The situation changed since 2022. Under the pressure of inflation, a subject already widely covered on this blog, central banks were led to act and to drastically increase reference interest rates. No more free debt, now interest must be paid! And structural deficits are not absorbed. States thus find themselves mired in a vicious circle, which can be summarized as below.

This change in trend has not gone unnoticed by rating agencies, whose role is to estimate the risk of default of companies or states that issue debt securities. Previously, debt issued by economically powerful states appeared safe and enjoyed excellent ratings. Now, downgrades are multiplying and sparing no one, neither the United States nor France, for example. Like a household, if a state appears less “safe,” lenders will demand a higher interest rate to cover against the risk of default, making the situation of public finances even more precarious.

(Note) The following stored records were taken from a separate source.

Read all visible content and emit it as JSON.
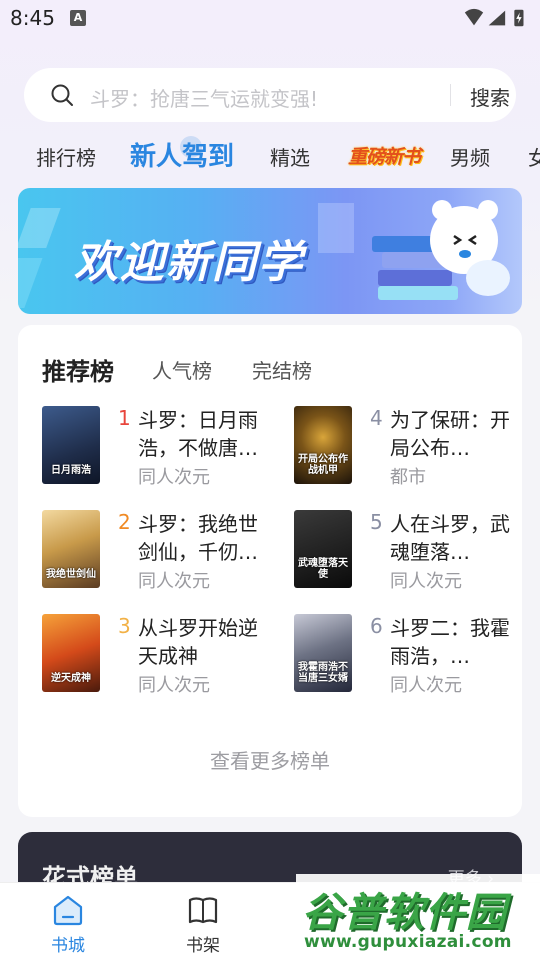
{
  "status": {
    "time": "8:45",
    "notification_letter": "A"
  },
  "search": {
    "placeholder": "斗罗：抢唐三气运就变强!",
    "button": "搜索"
  },
  "tabs": [
    {
      "label": "排行榜"
    },
    {
      "label": "新人驾到",
      "active": true
    },
    {
      "label": "精选"
    },
    {
      "label": "重磅新书"
    },
    {
      "label": "男频"
    },
    {
      "label": "女"
    }
  ],
  "banner": {
    "text": "欢迎新同学"
  },
  "rank": {
    "tabs": [
      "推荐榜",
      "人气榜",
      "完结榜"
    ],
    "books": [
      {
        "rank": "1",
        "title": "斗罗：日月雨浩，不做唐…",
        "category": "同人次元",
        "cover_text": "日月雨浩",
        "rank_color": "#e8453c"
      },
      {
        "rank": "2",
        "title": "斗罗：我绝世剑仙，千仞…",
        "category": "同人次元",
        "cover_text": "我绝世剑仙",
        "rank_color": "#f08a24"
      },
      {
        "rank": "3",
        "title": "从斗罗开始逆天成神",
        "category": "同人次元",
        "cover_text": "逆天成神",
        "rank_color": "#f2b146"
      },
      {
        "rank": "4",
        "title": "为了保研：开局公布…",
        "category": "都市",
        "cover_text": "开局公布作战机甲",
        "rank_color": "#8a8fa3"
      },
      {
        "rank": "5",
        "title": "人在斗罗，武魂堕落…",
        "category": "同人次元",
        "cover_text": "武魂堕落天使",
        "rank_color": "#8a8fa3"
      },
      {
        "rank": "6",
        "title": "斗罗二：我霍雨浩，…",
        "category": "同人次元",
        "cover_text": "我霍雨浩不当唐三女婿",
        "rank_color": "#8a8fa3"
      }
    ],
    "more": "查看更多榜单"
  },
  "fancy": {
    "title": "花式榜单",
    "more": "更多 ›"
  },
  "nav": [
    {
      "label": "书城",
      "active": true
    },
    {
      "label": "书架"
    }
  ],
  "watermark": {
    "text": "谷普软件园",
    "url": "www.gupuxiazai.com"
  },
  "colors": {
    "accent": "#2a86e0",
    "dark_card": "#2d2d3b"
  }
}
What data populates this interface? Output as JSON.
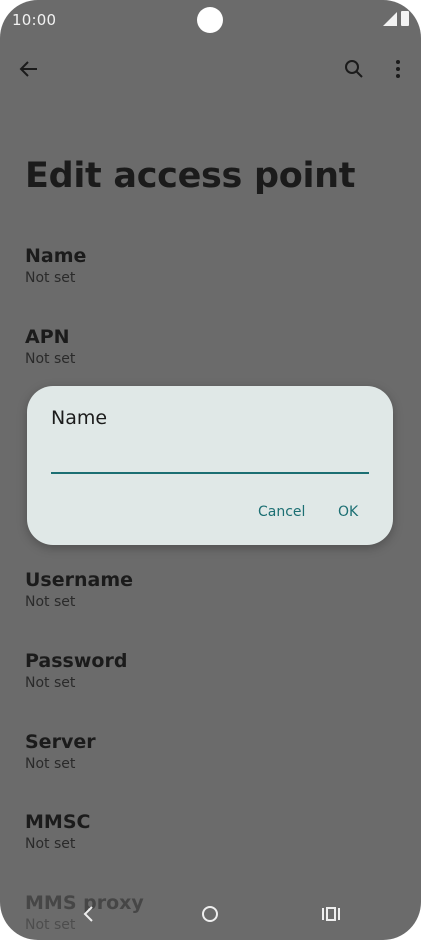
{
  "status": {
    "time": "10:00"
  },
  "toolbar": {
    "back_icon": "arrow-back-icon",
    "search_icon": "search-icon",
    "more_icon": "more-vert-icon"
  },
  "page": {
    "title": "Edit access point"
  },
  "prefs": [
    {
      "title": "Name",
      "summary": "Not set"
    },
    {
      "title": "APN",
      "summary": "Not set"
    },
    {
      "title": "Username",
      "summary": "Not set"
    },
    {
      "title": "Password",
      "summary": "Not set"
    },
    {
      "title": "Server",
      "summary": "Not set"
    },
    {
      "title": "MMSC",
      "summary": "Not set"
    },
    {
      "title": "MMS proxy",
      "summary": "Not set"
    }
  ],
  "dialog": {
    "title": "Name",
    "value": "",
    "cancel": "Cancel",
    "ok": "OK"
  },
  "colors": {
    "scrim_bg": "#6b6b6b",
    "dialog_bg": "#e0e8e7",
    "accent": "#1c6f73"
  }
}
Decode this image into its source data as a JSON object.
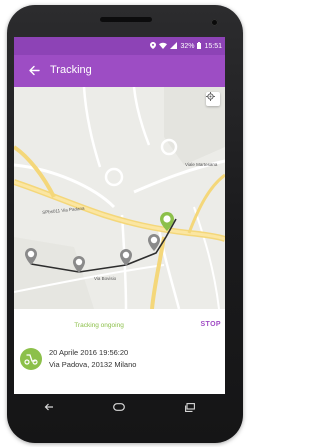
{
  "status_bar": {
    "battery": "32%",
    "time": "15:51"
  },
  "app_bar": {
    "title": "Tracking"
  },
  "map": {
    "labels": {
      "road_top": "Viale Martesana",
      "road_sp": "SPbs011 Via Padana",
      "road_bottom": "Via Bovisio"
    }
  },
  "tracking": {
    "status": "Tracking ongoing",
    "stop_label": "STOP",
    "date": "20 Aprile 2016 19:56:20",
    "address": "Via Padova, 20132 Milano"
  },
  "colors": {
    "status_bar": "#8d43b6",
    "app_bar": "#9d4dc4",
    "tracking_green": "#8cc04a",
    "stop_purple": "#a04cc4",
    "marker_grey": "#8a8a8a"
  }
}
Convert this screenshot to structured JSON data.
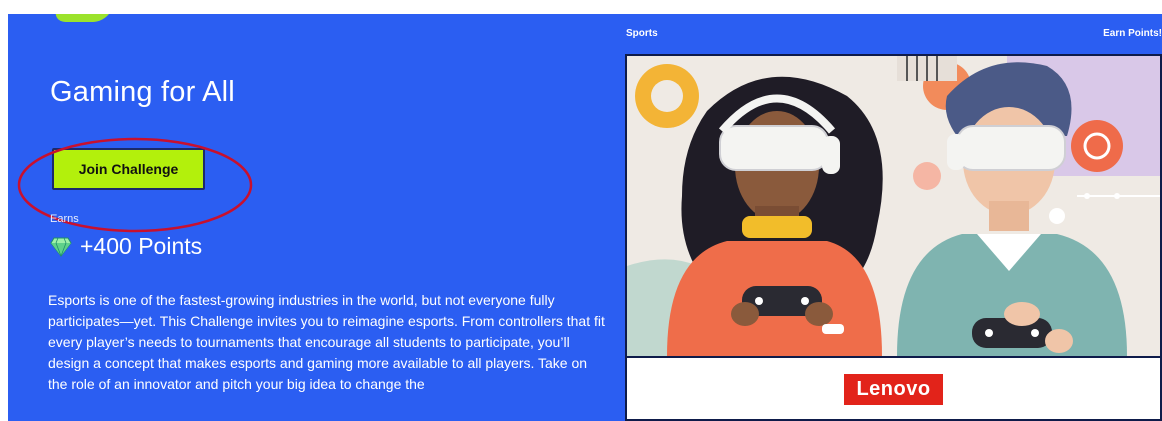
{
  "challenge": {
    "title": "Gaming for All",
    "join_label": "Join Challenge",
    "earns_label": "Earns",
    "points_label": "+400 Points",
    "description": "Esports is one of the fastest-growing industries in the world, but not everyone fully participates—yet. This Challenge invites you to reimagine esports. From controllers that fit every player’s needs to tournaments that encourage all students to participate, you’ll design a concept that makes esports and gaming more available to all players. Take on the role of an innovator and pitch your big idea to change the"
  },
  "card": {
    "category": "Sports",
    "earn_label": "Earn Points!",
    "sponsor": "Lenovo"
  },
  "colors": {
    "background": "#2b5ef2",
    "button": "#b3f00c",
    "annotation": "#c8102e",
    "sponsor": "#e2231a"
  },
  "icons": {
    "points": "gem-icon"
  }
}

These cumulative phenomena make the situation of states perilous. In 2014, the United States devoted 1.3% of their GDP to the repayment of interest on their debt. In 2023, this ratio reached 2.4% and is expected to continue to rise in the near future, as old debt securities, contracted at low interest rates, continue to be replaced by securities with higher interest rates.

Historical evolution of US Interest Debt as % of GDP. Source: FRED Economic Data.

It is indeed the inertia of the phenomenon that worries. Current governments seem to inherit a past situation and possess only very limited control over it. Unfortunately, this fear seems well-founded. Rectifying public finances in a complicated context like the one we are going through today is an exercise all the more difficult as we did not manage to do so when the economic context was more favorable. Rather than thinking like a household, which saves in times of plenty to face lean periods, states have constantly lived beyond their means and will have to face the consequences.

What consequences can we actually imagine? In the short term, states seem trapped by the debt trap, forced to issue more debt securities, and thus currency, to meet their growing obligations. However, this phenomenon will continue to grow the stock of debt in the short term, and monetary creation will tend to stimulate inflation. To regain control, like any company, states will need to increase revenues and/or decrease expenditures. Revenues come from taxes, the amount of which depends on economic activity and the tax rate. At least one of these must increase, and the state has direct control only over the latter. In the absence of an increase in tax revenues, the state has no choice but to cut costs.

For a practical application, the Argentine situation, although extreme, can provide some elements for reflection. To fight against hyperinflation (prices tripled in 2023), and under the impulse of the IMF (whose policy would deserve a post of its own, the Greeks will certainly not contradict me on this), the new President Milei made “0 public deficit” a priority, deciding on a severe austerity cure, drastically cutting public spending, and also devaluing the local currency to give competitiveness back to its businesses. As a result, the Argentine state generated fiscal surpluses in January and February 2024, but at the cost of significant social and economic damage: massive price increases due to the disappearance of generous state subsidies, the disappearance of tens of thousands of public sector jobs, reduction in the amount of pensions and salaries, etc.

It’s not certain that other governments will have to employ measures as drastic. However, this illustration shows that the issue of debt management, like that of demography, is akin to piloting an ocean liner. Any change of course must be anticipated and planned. Otherwise, desperate steering moves are painful – and will not avoid hitting the “debt wall.”